Polymarket Raises $400 Million at $15 Billion Valuation

Prediction market platform Polymarket has closed a $400 million funding round at a $15 billion valuation, according to people familiar with the deal. The raise comes after a breakout 2024 during the U.S. presidential election, when Polymarket emerged as the most-watched real-time probability tracker for political and world events, drawing millions of users and billions in trading volume.
Polymarket's Explosive Growth
Polymarket saw its monthly active traders surge from under 100,000 in early 2024 to over 1 million by election night, as media organizations and political analysts began citing its market prices as an alternative to traditional polling. The platform's decentralized, blockchain-based architecture allows users worldwide to bet on event outcomes with cryptocurrency, creating a liquid market that proponents argue aggregates information more efficiently than polls.

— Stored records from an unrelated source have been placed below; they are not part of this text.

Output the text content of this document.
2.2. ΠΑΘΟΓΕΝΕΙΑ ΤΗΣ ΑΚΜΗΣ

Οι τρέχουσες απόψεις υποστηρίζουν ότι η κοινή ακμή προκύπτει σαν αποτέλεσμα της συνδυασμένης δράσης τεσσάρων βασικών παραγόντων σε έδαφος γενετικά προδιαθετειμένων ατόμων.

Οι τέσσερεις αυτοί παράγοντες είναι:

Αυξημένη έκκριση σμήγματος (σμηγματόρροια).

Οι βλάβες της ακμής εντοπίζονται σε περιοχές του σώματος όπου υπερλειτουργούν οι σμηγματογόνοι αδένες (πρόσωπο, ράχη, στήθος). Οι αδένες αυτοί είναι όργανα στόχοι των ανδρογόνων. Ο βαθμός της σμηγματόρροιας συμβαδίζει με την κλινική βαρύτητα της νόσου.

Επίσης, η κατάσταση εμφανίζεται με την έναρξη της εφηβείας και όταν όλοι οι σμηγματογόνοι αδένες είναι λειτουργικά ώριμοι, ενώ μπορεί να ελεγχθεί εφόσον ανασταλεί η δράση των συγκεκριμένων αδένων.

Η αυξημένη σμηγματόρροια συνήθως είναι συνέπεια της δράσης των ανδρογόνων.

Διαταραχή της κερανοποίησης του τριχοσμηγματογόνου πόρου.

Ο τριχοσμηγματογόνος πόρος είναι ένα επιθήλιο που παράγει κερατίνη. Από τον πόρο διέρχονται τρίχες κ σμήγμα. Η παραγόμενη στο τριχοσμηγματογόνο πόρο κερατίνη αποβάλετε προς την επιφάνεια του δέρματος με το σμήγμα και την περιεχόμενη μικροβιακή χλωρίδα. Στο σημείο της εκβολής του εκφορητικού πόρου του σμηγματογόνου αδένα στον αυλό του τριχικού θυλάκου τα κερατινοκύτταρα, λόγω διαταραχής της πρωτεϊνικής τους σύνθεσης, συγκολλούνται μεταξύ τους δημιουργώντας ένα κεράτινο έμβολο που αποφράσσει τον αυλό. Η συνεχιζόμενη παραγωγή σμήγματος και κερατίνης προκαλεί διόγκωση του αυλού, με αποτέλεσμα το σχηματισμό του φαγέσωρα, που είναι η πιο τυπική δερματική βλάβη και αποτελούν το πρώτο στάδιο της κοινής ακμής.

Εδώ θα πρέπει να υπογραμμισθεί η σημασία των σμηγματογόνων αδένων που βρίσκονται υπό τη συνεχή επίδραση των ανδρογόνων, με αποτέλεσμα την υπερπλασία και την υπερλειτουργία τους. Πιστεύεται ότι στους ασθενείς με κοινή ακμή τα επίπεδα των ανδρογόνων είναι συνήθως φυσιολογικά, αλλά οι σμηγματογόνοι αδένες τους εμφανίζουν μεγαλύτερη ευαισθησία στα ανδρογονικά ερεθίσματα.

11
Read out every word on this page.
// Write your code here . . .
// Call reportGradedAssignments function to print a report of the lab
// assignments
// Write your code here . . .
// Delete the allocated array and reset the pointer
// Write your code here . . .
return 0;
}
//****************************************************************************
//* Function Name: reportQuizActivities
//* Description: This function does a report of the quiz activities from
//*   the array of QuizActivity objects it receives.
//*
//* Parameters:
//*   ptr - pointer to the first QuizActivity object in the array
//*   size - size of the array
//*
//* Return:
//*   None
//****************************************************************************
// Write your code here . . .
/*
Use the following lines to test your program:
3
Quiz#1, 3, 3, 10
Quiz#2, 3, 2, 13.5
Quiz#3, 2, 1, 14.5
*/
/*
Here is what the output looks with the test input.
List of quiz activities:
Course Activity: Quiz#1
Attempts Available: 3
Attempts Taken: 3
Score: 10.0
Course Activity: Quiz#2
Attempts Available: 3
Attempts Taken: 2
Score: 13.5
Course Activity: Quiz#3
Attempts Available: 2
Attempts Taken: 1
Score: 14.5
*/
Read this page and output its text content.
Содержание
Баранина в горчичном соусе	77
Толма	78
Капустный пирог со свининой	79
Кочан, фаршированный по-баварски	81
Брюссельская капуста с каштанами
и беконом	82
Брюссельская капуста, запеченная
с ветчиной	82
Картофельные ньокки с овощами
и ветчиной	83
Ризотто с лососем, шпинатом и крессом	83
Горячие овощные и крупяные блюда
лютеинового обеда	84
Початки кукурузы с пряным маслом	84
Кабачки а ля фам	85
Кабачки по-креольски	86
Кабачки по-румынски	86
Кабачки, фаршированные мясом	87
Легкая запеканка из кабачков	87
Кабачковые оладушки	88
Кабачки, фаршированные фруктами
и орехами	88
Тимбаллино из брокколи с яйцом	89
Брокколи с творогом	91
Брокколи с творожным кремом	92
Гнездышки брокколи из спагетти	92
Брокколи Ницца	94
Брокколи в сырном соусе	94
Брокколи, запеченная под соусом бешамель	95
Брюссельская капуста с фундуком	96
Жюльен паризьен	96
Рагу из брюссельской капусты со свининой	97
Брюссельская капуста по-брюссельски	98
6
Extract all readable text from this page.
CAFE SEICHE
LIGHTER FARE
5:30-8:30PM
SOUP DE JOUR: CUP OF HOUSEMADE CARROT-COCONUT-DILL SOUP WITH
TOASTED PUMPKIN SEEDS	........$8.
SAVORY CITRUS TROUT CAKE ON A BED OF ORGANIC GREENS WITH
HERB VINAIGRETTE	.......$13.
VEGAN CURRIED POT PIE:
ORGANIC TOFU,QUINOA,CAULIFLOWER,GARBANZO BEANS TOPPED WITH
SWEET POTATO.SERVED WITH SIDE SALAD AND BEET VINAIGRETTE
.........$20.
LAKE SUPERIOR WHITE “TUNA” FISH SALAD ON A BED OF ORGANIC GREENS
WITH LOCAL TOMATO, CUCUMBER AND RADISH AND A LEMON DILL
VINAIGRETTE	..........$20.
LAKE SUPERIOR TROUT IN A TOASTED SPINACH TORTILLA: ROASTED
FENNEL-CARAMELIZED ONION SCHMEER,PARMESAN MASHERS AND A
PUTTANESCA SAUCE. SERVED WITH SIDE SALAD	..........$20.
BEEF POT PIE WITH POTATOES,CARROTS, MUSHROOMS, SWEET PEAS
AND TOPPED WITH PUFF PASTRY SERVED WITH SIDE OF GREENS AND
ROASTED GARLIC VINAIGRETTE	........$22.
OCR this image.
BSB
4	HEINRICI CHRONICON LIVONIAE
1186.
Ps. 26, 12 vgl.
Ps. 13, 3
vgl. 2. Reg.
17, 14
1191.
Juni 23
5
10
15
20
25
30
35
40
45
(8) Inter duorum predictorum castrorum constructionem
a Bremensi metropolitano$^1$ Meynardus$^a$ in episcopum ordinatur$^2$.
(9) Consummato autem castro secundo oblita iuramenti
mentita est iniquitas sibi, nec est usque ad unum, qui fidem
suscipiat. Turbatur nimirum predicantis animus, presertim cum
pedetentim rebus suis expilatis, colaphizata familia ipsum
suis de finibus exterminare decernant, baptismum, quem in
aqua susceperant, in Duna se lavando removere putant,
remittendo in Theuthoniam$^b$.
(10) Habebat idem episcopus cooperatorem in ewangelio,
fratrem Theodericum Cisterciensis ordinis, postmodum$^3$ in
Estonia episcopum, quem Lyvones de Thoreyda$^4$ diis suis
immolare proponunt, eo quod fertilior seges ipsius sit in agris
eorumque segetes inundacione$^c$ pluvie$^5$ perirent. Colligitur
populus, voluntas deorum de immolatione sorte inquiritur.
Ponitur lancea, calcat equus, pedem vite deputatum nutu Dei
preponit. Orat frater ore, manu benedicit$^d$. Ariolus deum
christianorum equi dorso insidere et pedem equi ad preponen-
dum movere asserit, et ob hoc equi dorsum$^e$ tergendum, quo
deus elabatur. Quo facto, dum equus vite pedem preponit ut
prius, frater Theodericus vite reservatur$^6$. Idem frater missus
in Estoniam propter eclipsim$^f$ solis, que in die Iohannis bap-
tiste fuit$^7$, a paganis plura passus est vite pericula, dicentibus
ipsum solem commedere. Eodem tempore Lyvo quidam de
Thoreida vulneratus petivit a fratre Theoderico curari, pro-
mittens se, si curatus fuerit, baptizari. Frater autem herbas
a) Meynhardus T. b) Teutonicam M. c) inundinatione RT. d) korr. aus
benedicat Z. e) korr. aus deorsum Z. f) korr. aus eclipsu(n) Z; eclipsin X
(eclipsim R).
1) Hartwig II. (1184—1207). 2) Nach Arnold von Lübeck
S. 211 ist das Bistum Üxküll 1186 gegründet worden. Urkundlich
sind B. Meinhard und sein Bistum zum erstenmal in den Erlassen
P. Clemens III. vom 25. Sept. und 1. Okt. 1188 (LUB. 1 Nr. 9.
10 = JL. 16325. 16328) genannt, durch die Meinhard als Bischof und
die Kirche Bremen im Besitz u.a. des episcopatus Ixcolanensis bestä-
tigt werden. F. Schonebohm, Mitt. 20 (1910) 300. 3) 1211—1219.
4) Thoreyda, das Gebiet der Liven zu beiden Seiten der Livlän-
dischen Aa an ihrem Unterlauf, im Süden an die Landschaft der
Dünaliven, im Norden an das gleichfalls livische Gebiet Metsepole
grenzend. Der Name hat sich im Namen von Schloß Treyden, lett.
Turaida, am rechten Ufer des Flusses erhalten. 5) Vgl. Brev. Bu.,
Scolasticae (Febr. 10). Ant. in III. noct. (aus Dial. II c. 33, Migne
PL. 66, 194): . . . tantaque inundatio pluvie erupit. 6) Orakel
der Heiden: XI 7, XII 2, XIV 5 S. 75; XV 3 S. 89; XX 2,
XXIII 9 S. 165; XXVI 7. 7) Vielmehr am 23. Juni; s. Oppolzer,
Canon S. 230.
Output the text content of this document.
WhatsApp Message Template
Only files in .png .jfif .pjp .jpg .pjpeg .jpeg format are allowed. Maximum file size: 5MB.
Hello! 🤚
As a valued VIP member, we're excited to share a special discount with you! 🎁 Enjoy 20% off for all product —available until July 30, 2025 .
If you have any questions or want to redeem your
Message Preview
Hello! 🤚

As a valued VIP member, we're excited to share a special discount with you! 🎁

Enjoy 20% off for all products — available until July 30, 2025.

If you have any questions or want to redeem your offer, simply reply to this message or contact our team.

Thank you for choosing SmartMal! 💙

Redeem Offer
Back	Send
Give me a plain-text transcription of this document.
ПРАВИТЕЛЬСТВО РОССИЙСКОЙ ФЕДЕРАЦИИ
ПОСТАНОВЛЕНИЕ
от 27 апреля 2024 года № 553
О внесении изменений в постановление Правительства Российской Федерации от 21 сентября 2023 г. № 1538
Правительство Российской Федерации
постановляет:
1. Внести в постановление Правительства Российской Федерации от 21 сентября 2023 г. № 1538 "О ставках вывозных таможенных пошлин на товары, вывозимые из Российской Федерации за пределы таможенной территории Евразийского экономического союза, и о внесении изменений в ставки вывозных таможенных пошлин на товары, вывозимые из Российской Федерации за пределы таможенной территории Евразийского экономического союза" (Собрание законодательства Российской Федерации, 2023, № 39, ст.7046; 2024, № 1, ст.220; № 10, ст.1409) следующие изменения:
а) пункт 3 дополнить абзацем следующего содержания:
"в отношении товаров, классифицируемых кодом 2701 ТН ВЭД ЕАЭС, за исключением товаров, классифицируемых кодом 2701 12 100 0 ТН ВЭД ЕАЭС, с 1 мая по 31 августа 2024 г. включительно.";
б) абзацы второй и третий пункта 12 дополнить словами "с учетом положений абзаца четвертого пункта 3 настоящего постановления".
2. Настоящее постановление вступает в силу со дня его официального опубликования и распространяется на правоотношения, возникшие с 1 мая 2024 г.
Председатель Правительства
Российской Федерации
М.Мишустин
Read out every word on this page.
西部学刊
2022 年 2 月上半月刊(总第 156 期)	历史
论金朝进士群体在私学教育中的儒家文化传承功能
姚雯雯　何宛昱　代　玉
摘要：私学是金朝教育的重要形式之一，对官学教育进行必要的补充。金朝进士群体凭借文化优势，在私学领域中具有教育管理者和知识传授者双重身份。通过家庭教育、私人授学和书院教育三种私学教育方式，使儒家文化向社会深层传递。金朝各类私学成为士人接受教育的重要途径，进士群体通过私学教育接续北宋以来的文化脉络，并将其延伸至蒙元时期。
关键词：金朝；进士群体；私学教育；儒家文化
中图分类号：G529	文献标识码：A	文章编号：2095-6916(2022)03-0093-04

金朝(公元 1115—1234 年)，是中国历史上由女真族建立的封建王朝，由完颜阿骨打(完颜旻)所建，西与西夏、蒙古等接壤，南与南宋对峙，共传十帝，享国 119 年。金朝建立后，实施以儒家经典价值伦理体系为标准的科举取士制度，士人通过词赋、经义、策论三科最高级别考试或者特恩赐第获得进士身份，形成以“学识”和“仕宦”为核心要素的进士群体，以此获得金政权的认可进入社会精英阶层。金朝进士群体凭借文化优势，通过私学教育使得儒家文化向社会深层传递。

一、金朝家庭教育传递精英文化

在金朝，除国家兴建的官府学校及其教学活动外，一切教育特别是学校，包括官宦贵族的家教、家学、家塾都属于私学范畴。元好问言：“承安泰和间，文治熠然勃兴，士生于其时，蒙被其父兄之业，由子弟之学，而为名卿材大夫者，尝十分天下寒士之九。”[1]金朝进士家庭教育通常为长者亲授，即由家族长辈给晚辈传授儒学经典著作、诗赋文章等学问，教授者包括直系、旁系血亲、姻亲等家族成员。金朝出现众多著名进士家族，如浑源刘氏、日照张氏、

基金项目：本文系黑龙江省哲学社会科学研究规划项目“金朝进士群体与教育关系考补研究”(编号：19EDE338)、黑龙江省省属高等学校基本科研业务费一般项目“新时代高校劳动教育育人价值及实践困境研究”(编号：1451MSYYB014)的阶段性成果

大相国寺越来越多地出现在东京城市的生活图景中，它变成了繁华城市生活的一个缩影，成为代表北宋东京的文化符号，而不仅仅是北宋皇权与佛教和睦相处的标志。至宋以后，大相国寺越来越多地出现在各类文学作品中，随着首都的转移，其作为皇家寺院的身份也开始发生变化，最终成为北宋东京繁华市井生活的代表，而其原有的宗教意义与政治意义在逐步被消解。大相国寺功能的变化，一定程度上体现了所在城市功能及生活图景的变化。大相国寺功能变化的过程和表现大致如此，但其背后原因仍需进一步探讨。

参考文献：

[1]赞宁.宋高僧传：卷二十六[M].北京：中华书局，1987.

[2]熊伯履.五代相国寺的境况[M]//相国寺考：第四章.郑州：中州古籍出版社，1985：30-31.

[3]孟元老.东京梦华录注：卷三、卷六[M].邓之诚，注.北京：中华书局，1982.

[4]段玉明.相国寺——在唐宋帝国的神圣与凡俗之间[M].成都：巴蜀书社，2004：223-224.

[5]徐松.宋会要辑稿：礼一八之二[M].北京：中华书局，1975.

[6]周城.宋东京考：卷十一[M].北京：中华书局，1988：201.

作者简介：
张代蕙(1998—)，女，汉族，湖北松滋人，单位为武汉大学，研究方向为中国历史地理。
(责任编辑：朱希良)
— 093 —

How the $15 Billion Valuation Is Justified
Investors are pricing Polymarket on its potential to become the default "truth layer" for real-world event probabilities — a market position with network effects analogous to financial exchanges. The company generates revenue through trading fees, and at current volume levels, the path to profitability is clear. The $15 billion figure reflects a bet that prediction markets will expand well beyond politics into sports, financial events, corporate milestones, and scientific outcomes.
Regulatory and Legal Risks
Polymarket's growth has not been without controversy. The platform was previously blocked by U.S. regulators for offering derivatives contracts without proper licensing, and it has blocked U.S. IP addresses since a settlement with the CFTC in 2022. The new funding round reportedly includes plans to re-enter the U.S. market through a regulated entity — a move that would require significant legal infrastructure but could dramatically expand its addressable market.
The Bottom Line
Polymarket's $400M raise at $15B validates the prediction market category as a legitimate financial and information infrastructure business. The central question for its next phase is whether it can successfully navigate U.S. regulatory entry without losing the decentralized character that made it compelling in the first place.